Foggia. Bombardamenti del 1943

Foggia, Bombardamenti del 1943.

Dal diario di mia madre Faustina Caputo Petrozzi.

di Annamaria Petrozzi Simone 

28. 5. ’43

Primo bombardamento al campo d’aviazione “Gino Lisa”. Poche vittime fra i soldati, distrutta una casa colonica nelle vicinanze.

Prima d’ora nessun bombardamento si era mai verificato; insistenti gli allarmi, lunghe soste nei rifugi, ma poi nulla di rilevante. Si riteneva che gli americani avessero voluto risparmiarci: alcuni dicevano che ciò l’avrebbero fatto perché il sindaco di New York, Fiorello La Guardia, è nativo di Foggia, altri perché saremmo stati protetti dalla Madonna dei Sette Veli. Tutte vane illusioni. Purtroppo invece bisogna ormai essere convinti che la fanno sul serio anche con noi e tenerci pronti ad inevitabili sgraditi eventi.Petrozi Simone

 29. 5. ’43

Altro bombardamento al campo “Gino Lisa”.

31. 5. ’43

Un terzo bombardamento in tre ondate consecutive si è oggi verificato sulla nostra città nella zona della stazione ferroviaria e quartieri limitrofi. La nostra abitazione, situata ad una cinquantina di metri da questo importante obiettivo militare, ne è rimasta miracolosamente illesa; all’infuori della rottura completa dei vetri delle finestre non abbiamo avuto altro danno. Un vero miracolo!

Io e la mamma nel 1940.

Alle 11 e 45 è suonata la sirena. Quel tremendo sibilo mette addosso un tale panico da paralizzare ogni facoltà  di movimento. A differenza delle altre volte siamo tutti scappati dall’ufficio per raggiungere il più vicino rifugio o la propria abitazione. Per fortuna nessuno dei binari era ingombro di treni così che in men che non si dica io ho potuto infilare il portone di casa. Appena scese le scale del rifugio e congiuntami con Annamaria e Adria, la bufera si è scatenata. La luce si è spenta, scricchiolio delle travature anticrollo, grida di terrore dei piccoli, preghiere dei grandi. Che raccapriccio!
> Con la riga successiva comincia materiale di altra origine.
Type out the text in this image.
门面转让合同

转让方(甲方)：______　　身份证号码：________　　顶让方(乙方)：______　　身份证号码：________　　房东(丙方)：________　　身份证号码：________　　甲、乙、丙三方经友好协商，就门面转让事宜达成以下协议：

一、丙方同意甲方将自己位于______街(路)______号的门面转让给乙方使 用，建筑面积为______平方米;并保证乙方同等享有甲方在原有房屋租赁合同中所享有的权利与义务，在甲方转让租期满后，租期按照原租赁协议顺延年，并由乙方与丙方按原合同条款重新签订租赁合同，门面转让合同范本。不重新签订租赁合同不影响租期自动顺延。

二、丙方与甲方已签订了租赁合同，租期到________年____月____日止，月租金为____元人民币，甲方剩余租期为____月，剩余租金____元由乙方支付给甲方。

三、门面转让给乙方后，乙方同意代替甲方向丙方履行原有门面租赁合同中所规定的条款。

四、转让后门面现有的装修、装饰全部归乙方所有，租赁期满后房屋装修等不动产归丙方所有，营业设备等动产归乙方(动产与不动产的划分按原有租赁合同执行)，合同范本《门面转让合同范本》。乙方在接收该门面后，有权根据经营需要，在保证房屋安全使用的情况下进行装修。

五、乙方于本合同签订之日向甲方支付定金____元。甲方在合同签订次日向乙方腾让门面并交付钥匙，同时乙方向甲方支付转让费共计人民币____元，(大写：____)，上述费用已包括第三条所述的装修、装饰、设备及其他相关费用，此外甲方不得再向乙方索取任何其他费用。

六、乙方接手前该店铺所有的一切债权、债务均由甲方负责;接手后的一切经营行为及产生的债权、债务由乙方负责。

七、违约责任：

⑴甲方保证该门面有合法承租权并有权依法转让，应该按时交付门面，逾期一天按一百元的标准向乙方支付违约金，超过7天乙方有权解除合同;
Che forza di nervi per imporre un po’ di calma ai bambini. Annamaria, stretta a me gridava: “Mamma. portami via da questo carcere, voglio uscire, mi soffoco”. Difatti, per la caduta dei calcinacci e la polvere sprigionatasi in quell’angusto ambiente per lo spostamento d’aria, a mala pena si poteva respirare. Subentrata un po’ di calma, alle ore 14 abbiamo lasciato il rifugio. Quale triste quadro! La stazione, le officine completamente abbattute, lingue di fuoco e dense nuvole di fumo formavano uno sfondo terrorizzante. Molto vittime nell’ambito ferroviario, grida di dolore da parte dei familiari in cerca dei loro cari. Sembravamo tutti impazziti, non avevamo neppure il coraggio di salire nei nostri appartamenti per prelevare un mantello, una coperta, qualche cosa, insomma, di più necessario, di più caro. Il terrore della morte ci allontanava dalla nostra casa forse anche senza rimpianto.

 3. 6. ’43

La vita che trascorriamo in questi giorni è insopportabile. Non abbiamo più tregua per dormire, più tempo per mandar giù un boccone, più calma per lavorare. E’ un continuo correre nei rifugi, un continuo sospendere ogni azione vitale per sostare di giorno o di notte in quelle tane fetide e malsicure. Il mio tormento è Annamaria. Se il sibilo della sirena si fa sentire di giorno non posso più portarmi da lei perché ormai risiede troppo lontano ed io non ho il tempo che di raggiungere il rifugio del palazzo dell’acquedotto. Se di notte, mi sanguina il cuore per doverla svegliare per forza e trascinarla mezza addormentata in un piano terreno dove ci illudiamo di essere un po’ più al riparo. Là rannicchiate tutte e tre dietro un letto, al buio, biascichiamo preghiere mentre la tensione nervosa a volte raggiunge tale spasmodica agitazione da procurarci brividi di freddo, sofferenza allo stomaco e altro. Ieri sera, ad esempio, Annamaria in tutto quel trambusto rigettò. Come posso continuare a tollerare questo grave stato di cose? E’ impossibile. Io stessa non ne posso più. Se riusciremo ad ottenere un mezzo per scappare, andremo in qualche posto più sicuro. Abbiamo una gran sete di sonno. Continuando così finiremo senz’altro con l’ammalarci tutti sul serio.